Why Secondary Cities Are Pulling Ahead
Just two states account for half the top-performing metros, according to the National Association of Realtors.
Half of the strongest office markets were in Florida and Texas during the third quarter, with several secondary markets making the list, according to the National Association of Realtors’ latest Commercial Market Insights report.
NAR identified 10 metros with the best market conditions as of the third quarter. The secondary markets, with relatively affordable commercial and residential prices, are benefiting from in-migration, while large urban markets continue to struggle and many of their offices are still largely unoccupied due to the pandemic.
In alphabetical order, the top markets are: Austin, Texas; Boise, Idaho; Chattanooga, Tenn.; Daytona Beach, Fla.; Miami; Myrtle Beach, S.C.; Omaha, Neb.; Palm Beach, Fla.; Provo, Utah; and San Antonio, Texas.
NAR compared 10 local indicators to national figures in 390 commercial real estate markets including vacancy rate, 12-month net absorption, year-over-year rent growth, leasing volume, cap rate and sales transactions in both square feet and dollars. The report notes several small- and medium-sized metropolitan areas are seeing increases in office occupancy rates that are outperforming most large cities and the national average.
NAR Chief Economist Lawrence Yun said in a prepared statement the office market is the one real estate sector that is still lagging behind, even as the economy continues to make a steady recovery.
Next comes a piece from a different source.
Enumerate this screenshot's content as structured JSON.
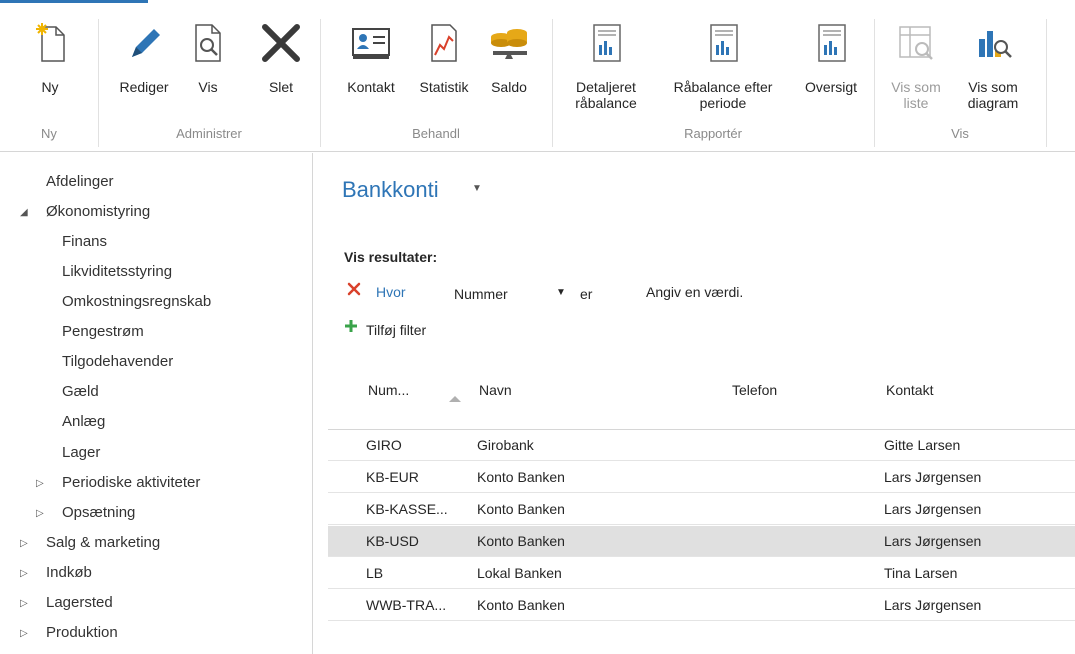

Yun said work-from-home flexibility could be the defining shift of the post-pandemic economy. However, Yun pointed to some markets that are seeing more office occupancy and rising rents. He said a combination of strong in-migration and a relatively lower cost of doing business is driving the growth in those markets.
The NAR third-quarter report found the primary office markets are beginning a slow recovery with New York, Atlanta, Dallas and Seattle experiencing positive net absorption of office space in the third quarter. Due to the huge losses in office occupancy, office vacancy rates will likely remain above 10 percent for the next two years. The report stated 144.4 million square feet of office space has lost occupancy since the second quarter of 2020. The office vacancy rate increased from 9.8 percent in the first quarter of 2020 to 12.4 percent as of Aug. 22.
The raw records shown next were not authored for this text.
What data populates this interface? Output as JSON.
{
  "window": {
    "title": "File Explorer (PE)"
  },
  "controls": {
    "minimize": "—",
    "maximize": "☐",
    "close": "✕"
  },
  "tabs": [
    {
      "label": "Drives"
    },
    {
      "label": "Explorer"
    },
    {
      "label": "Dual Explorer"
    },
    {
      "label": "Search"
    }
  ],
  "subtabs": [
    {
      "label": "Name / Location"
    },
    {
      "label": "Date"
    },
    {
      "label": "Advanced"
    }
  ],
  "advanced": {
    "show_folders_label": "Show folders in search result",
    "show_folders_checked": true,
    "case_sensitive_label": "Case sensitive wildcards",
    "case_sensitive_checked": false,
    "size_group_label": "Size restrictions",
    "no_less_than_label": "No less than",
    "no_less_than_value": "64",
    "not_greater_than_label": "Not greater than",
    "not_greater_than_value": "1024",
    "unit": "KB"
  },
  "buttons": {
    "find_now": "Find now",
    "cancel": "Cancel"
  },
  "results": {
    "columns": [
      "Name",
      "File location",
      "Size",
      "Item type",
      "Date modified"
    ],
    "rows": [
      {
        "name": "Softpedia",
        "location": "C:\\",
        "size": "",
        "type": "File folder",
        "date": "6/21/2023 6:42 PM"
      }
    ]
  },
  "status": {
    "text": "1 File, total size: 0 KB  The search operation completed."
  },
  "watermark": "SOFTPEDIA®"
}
The NAR third-quarter report said positive net absorption of industrial space more than offset the negative net absorption of office space during the same period. In the industrial market, 518.8 million square feet of space has been absorbed since the second quarter of 2020. The industrial vacancy rate has fallen from 5.3 percent in the first quarter of 2020 to 4.6 percent as of Sept. 19.
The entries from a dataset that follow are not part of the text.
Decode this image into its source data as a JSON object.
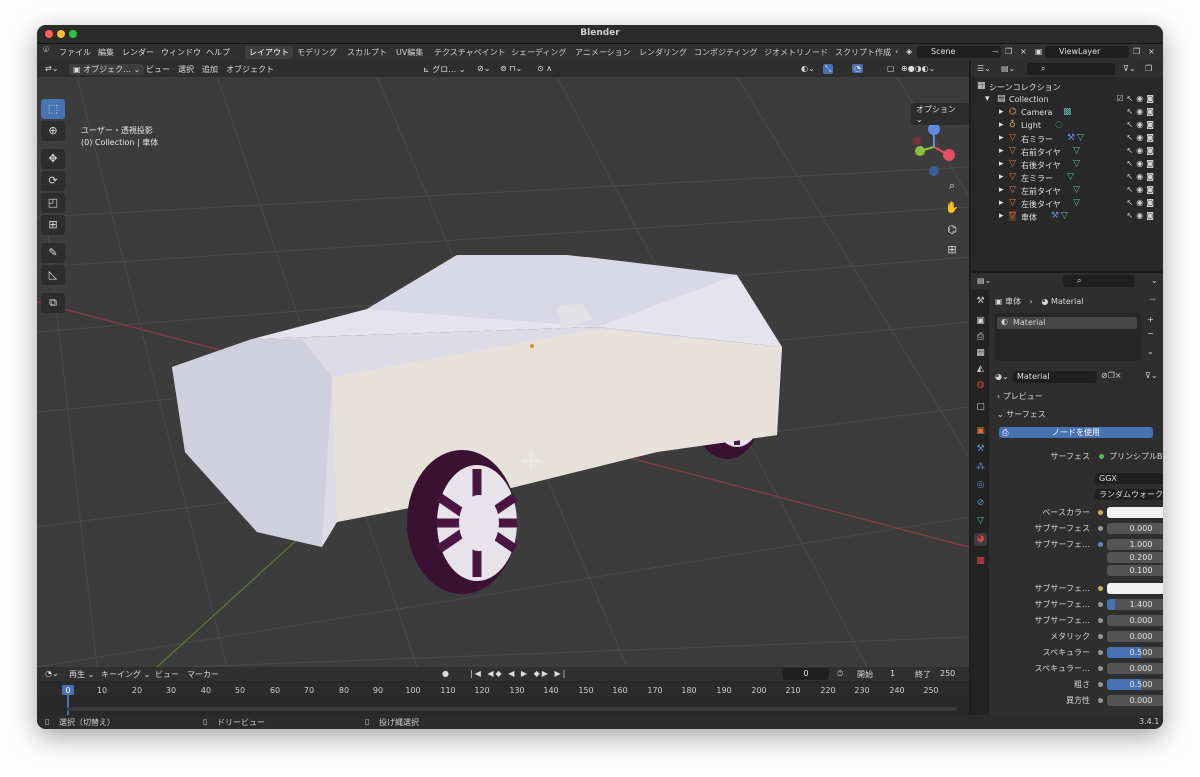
{
  "window": {
    "title": "Blender",
    "version": "3.4.1"
  },
  "menu": [
    "ファイル",
    "編集",
    "レンダー",
    "ウィンドウ",
    "ヘルプ"
  ],
  "workspaces": [
    "レイアウト",
    "モデリング",
    "スカルプト",
    "UV編集",
    "テクスチャペイント",
    "シェーディング",
    "アニメーション",
    "レンダリング",
    "コンポジティング",
    "ジオメトリノード",
    "スクリプト作成"
  ],
  "scene": {
    "name": "Scene",
    "view_layer": "ViewLayer"
  },
  "viewport": {
    "mode": "オブジェク…",
    "menus": [
      "ビュー",
      "選択",
      "追加",
      "オブジェクト"
    ],
    "transform": "グロ…",
    "view_name": "ユーザー・透視投影",
    "collection_info": "(0) Collection | 車体",
    "options": "オプション"
  },
  "outliner": {
    "root": "シーンコレクション",
    "collection": "Collection",
    "items": [
      "Camera",
      "Light",
      "右ミラー",
      "右前タイヤ",
      "右後タイヤ",
      "左ミラー",
      "左前タイヤ",
      "左後タイヤ",
      "車体"
    ]
  },
  "properties": {
    "object": "車体",
    "material": "Material",
    "slot": "Material",
    "material_field": "Material",
    "panels": {
      "preview": "プレビュー",
      "surface": "サーフェス"
    },
    "use_nodes": "ノードを使用",
    "surface_label": "サーフェス",
    "surface_value": "プリンシプルBSDF",
    "distribution": "GGX",
    "sss_method": "ランダムウォーク",
    "rows": [
      {
        "label": "ベースカラー",
        "value": "",
        "kind": "color"
      },
      {
        "label": "サブサーフェス",
        "value": "0.000"
      },
      {
        "label": "サブサーフェ…",
        "value": "1.000"
      },
      {
        "label": "",
        "value": "0.200"
      },
      {
        "label": "",
        "value": "0.100"
      },
      {
        "label": "サブサーフェ…",
        "value": "",
        "kind": "color"
      },
      {
        "label": "サブサーフェ…",
        "value": "1.400"
      },
      {
        "label": "サブサーフェ…",
        "value": "0.000"
      },
      {
        "label": "メタリック",
        "value": "0.000"
      },
      {
        "label": "スペキュラー",
        "value": "0.500",
        "fill": 0.5
      },
      {
        "label": "スペキュラー…",
        "value": "0.000"
      },
      {
        "label": "粗さ",
        "value": "0.500",
        "fill": 0.5
      },
      {
        "label": "異方性",
        "value": "0.000"
      }
    ]
  },
  "timeline": {
    "menus": [
      "再生",
      "キーイング",
      "ビュー",
      "マーカー"
    ],
    "current": "0",
    "start_label": "開始",
    "start": "1",
    "end_label": "終了",
    "end": "250",
    "frames": [
      "0",
      "10",
      "20",
      "30",
      "40",
      "50",
      "60",
      "70",
      "80",
      "90",
      "100",
      "110",
      "120",
      "130",
      "140",
      "150",
      "160",
      "170",
      "180",
      "190",
      "200",
      "210",
      "220",
      "230",
      "240",
      "250"
    ]
  },
  "status": [
    "選択（切替え）",
    "ドリービュー",
    "投げ縄選択"
  ],
  "colors": {
    "accent": "#4772b3",
    "tire": "#4a1540",
    "body": "#e6e4ea"
  }
}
The report states the industrial market absorbed 113 million square feet in the second quarter of 2021—the most space ever absorbed in a single quarter. Still, demand continues to outpace supply, NAR noted, even with new supply totaling 190.1 million square feet delivering since the beginning of the year. Markets with positive net absorption for the past 12 months included Dallas-Fort Worth; Chicago; Atlanta; Phoenix; Houston; Los Angeles; Indianapolis; Memphis, Tenn.; Columbus, Ohio, and the Inland Empire in California.
The industrial sector also saw rising rents while office rates fell. The average asking rent per square foot for the industrial market rose 6.9 percent, higher than the 5 percent increase seen prior to the pandemic. The average asking rent in the office sector was down by 0.4 percent year-over-year, compared to 2.8 percent before the pandemic. However, the NAR report states that office rents are up on a year-over-year basis in 365 of 380 metro areas.
Secondary and tertiary office markets that are seeing rent increases include Tucson, Ariz. (6.2 percent), Providence, R.I., (6 percent), Naples, Fla. (5.6 percent), Fort Myers, Fla. (5.3 percent) and Las Vegas (4.9 percent). Decreases in large markets like San Francisco (down 4.4 percent) and New York (down 2.8 percent) continue to pull down the national average rent rates.